Nor was Nordenskjöld a selfish man. He had let his men tell their own tales. His book contained Larsen’s own record of how Antarctic fared in the selfsame Weddell Sea. With the bare bones of the tale, of course, Shackleton was familiar. Antarctic had sunk. Her crew had escaped. It was in the manner of the deed, the way of leadership, that the lesson lay. “A seaman who loses his sense of humour and courage in the hour of need,” Larsen had written in his diary as he watched Antarctic slowly being crushed by the ice, “ought really not to go to sea.”

….”

p. 461: Macklin was not so fortunate [as Hurley in being able to keep 150 negatives]. ‘I wish I had realized that we were not going to make a dash for land,’ he wrote regretfully, ‘for I would have brought my Diary and my Bible, both of which I value highly’.

p. 463: In their sleeping bags, to which they often fled to escape the raw, creeping dampness of spring in the pack, Shackleton, as he had been doing since his Hoghton Tower days, determinedly quoted Browning. Despite this, Hurley expressed ‘great admiration for the boss—who is ever considerate & kindly disposed—an excellent comrade’, and retaliated by reading Keats out loud.

To himself, Shackleton was reading Kinglake’s Eothen, one of the motley volumes salvaged from the ship; ‘a charming book’, as he put it. An ice floe, drifting like a colossal raft over uncharted waters, was an odd background for a famous Victorian chronicle of Middle Eastern travel. Helpless in a gale, Shackleton could get an ironic satisfaction out of Kinglake’s Turkish Pasha chanting ‘whiz! Whiz! All by steam!’ in admiration of English technical mastery over nature.

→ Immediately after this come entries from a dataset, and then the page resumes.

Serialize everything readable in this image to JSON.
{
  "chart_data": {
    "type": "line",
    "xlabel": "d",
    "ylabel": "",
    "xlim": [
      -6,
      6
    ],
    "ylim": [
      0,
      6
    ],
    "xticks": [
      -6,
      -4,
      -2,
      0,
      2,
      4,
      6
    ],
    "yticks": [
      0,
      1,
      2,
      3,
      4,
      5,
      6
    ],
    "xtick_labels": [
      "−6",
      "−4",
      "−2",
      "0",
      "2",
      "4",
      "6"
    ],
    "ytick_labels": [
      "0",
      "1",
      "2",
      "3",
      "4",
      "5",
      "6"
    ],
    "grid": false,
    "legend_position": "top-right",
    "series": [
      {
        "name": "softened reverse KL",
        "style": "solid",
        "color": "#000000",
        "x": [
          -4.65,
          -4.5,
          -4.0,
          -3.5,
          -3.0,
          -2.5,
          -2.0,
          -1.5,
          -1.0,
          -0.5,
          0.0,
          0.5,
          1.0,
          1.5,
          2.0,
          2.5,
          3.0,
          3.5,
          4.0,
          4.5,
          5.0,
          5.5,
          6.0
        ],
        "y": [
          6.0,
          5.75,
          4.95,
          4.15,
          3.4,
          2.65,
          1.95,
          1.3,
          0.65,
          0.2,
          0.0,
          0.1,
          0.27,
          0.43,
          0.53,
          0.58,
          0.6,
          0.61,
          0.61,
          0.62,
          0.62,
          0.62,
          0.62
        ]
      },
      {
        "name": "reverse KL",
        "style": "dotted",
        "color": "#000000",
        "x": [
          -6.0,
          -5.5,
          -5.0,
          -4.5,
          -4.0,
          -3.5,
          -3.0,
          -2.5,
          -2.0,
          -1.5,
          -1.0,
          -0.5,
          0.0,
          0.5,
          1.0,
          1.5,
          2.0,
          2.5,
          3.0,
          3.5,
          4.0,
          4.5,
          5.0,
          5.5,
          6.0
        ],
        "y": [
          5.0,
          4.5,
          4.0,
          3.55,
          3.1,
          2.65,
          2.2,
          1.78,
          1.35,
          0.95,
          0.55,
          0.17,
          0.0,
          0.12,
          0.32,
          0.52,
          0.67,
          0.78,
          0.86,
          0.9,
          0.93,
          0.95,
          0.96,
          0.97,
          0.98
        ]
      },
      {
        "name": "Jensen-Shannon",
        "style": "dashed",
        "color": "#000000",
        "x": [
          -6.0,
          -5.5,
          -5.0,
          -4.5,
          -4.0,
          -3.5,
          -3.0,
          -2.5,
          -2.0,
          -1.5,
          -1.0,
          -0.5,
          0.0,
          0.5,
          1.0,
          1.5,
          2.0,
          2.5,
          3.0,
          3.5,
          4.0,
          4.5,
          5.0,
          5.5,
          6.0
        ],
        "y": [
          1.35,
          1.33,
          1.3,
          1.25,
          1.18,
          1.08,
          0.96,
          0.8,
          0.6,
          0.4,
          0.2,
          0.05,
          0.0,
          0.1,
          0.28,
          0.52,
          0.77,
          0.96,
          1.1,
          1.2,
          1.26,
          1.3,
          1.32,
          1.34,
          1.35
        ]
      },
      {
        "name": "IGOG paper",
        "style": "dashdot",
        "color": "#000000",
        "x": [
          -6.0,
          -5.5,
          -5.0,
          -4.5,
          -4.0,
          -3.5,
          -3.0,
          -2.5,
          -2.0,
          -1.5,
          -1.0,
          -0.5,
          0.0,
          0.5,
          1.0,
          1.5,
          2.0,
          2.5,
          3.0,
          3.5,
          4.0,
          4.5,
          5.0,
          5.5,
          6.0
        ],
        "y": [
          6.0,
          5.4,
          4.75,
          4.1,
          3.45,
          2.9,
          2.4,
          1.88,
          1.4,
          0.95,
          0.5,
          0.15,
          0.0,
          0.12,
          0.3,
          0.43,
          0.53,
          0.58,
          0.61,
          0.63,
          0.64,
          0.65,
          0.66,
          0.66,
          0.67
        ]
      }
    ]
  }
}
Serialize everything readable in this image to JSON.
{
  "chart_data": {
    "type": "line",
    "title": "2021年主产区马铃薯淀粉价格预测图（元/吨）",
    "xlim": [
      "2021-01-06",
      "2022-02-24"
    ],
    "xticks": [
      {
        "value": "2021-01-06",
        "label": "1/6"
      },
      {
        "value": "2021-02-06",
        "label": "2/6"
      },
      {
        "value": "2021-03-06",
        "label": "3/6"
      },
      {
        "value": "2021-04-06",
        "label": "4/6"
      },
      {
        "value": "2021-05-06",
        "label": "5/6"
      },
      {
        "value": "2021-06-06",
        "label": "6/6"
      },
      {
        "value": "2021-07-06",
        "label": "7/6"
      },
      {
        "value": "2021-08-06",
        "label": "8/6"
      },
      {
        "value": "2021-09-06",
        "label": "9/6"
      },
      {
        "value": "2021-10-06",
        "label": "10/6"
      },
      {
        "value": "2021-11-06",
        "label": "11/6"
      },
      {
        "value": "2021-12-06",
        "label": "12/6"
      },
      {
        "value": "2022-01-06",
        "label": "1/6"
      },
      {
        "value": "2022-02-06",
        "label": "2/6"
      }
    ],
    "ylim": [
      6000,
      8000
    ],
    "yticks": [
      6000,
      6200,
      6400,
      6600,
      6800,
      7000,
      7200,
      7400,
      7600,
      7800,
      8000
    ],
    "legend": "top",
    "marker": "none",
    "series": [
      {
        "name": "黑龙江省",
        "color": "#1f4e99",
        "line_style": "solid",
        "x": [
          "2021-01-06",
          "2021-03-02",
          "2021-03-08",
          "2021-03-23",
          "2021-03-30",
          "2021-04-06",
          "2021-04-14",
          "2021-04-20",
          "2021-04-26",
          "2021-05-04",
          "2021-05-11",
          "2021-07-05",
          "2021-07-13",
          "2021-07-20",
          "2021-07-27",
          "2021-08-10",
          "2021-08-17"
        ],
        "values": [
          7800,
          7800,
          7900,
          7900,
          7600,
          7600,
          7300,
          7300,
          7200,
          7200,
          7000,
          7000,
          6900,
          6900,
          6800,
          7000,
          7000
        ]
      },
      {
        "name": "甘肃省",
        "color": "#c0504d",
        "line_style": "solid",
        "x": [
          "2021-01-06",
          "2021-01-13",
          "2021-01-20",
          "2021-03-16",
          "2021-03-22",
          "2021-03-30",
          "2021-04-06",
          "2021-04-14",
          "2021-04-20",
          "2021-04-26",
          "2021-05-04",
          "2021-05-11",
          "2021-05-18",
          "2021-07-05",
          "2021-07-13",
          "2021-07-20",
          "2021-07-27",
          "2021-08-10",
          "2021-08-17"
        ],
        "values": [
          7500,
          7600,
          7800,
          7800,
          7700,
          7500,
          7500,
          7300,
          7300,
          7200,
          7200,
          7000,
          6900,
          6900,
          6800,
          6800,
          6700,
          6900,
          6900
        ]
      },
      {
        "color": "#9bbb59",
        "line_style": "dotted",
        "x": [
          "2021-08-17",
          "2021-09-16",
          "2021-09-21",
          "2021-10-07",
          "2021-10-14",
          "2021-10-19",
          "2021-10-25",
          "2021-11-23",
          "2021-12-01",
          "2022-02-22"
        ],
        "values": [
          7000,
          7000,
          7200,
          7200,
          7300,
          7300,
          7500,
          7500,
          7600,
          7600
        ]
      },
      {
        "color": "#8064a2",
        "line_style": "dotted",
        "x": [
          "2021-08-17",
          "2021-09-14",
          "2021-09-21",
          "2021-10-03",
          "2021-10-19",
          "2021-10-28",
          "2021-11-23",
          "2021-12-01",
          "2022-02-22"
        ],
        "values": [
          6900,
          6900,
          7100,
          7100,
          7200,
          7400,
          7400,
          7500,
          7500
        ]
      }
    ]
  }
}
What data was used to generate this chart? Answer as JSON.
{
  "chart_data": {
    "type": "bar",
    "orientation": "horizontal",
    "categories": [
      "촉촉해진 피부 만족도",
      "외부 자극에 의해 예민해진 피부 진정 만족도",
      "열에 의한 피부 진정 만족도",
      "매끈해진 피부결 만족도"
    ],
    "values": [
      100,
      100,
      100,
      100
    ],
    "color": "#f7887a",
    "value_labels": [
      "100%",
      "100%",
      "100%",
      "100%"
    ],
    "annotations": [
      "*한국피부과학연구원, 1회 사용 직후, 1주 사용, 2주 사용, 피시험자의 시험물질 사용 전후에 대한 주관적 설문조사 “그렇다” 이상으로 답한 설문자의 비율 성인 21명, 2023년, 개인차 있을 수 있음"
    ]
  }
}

p. 467: Greenstreet was just then re-reading Nordenskjöld’s Antarctic.* [Footnote: One of the books rescued from Endurance. Others included the first seven volumes of the Encyclopedia Britannica, Carlyle’s French Revolution, Tolstoy’s Anna Karenina, and Walter Scott’s Guy Mannering.] What impressed Greenstreet about Larsen’s tale of the wreck of the Antarctic was that, when Larsen got his crew ashore on Paulet Island, his first concern was to gather food for the winter….

p. 468: 5 December a holiday: McNeish was in his sleeping bag, reading McClintock’s The Voyage of the ‘Fox’….

p. 492: Worsley tried to escape from his depression by burying himself in polar history, in particular Amundsen’s North West Passage; as he put it, ‘a well written most modest account of a well conceived enterprise’.

p. 493: They had hardly any carbohydrates or fibre left at all. Worsley had read in the Encyclopaedia Britannica how Nansen and Johansen had lived for months healthily on bear and walrus meat, Eskimo fashion….

p. 503-04: For Shackleton, the auguries were enigmatic. In his scanty personal belongings was a page from the Book of Job with the verses (38, 29-30): ‘Out of whose womb came the ice? And the hoary frost of heaven, who hath gendered it? The waters are hid as with a stone, and the face of the deep is frozen.’ This he had torn from the Bible presented by Queen Alexandra to Endurance. He had also kept the page with the 23rd Psalm, ‘The Lord is my shepherd’; and the flyleaf inscribed by Queen Alexandra….

Because of the weight, Shackleton had abandoned the rest of the volume when Endurance had foundered. What he did not know was that McLeod, the old Scottish shellback, had secretly retrieved it. To him, throwing a Bible away would bring bad luck.

One of the few books knowingly brought with them was Nordenskjöld’s Antarctic, for it held the tale of Larsen’s voyage from Paulet Island to Snow Hill.

Plate opp. p. 33, Shackleton’s cabin on board Endurance, with a typewriter, five shelves of books including what looks like the Britannica 11th edition.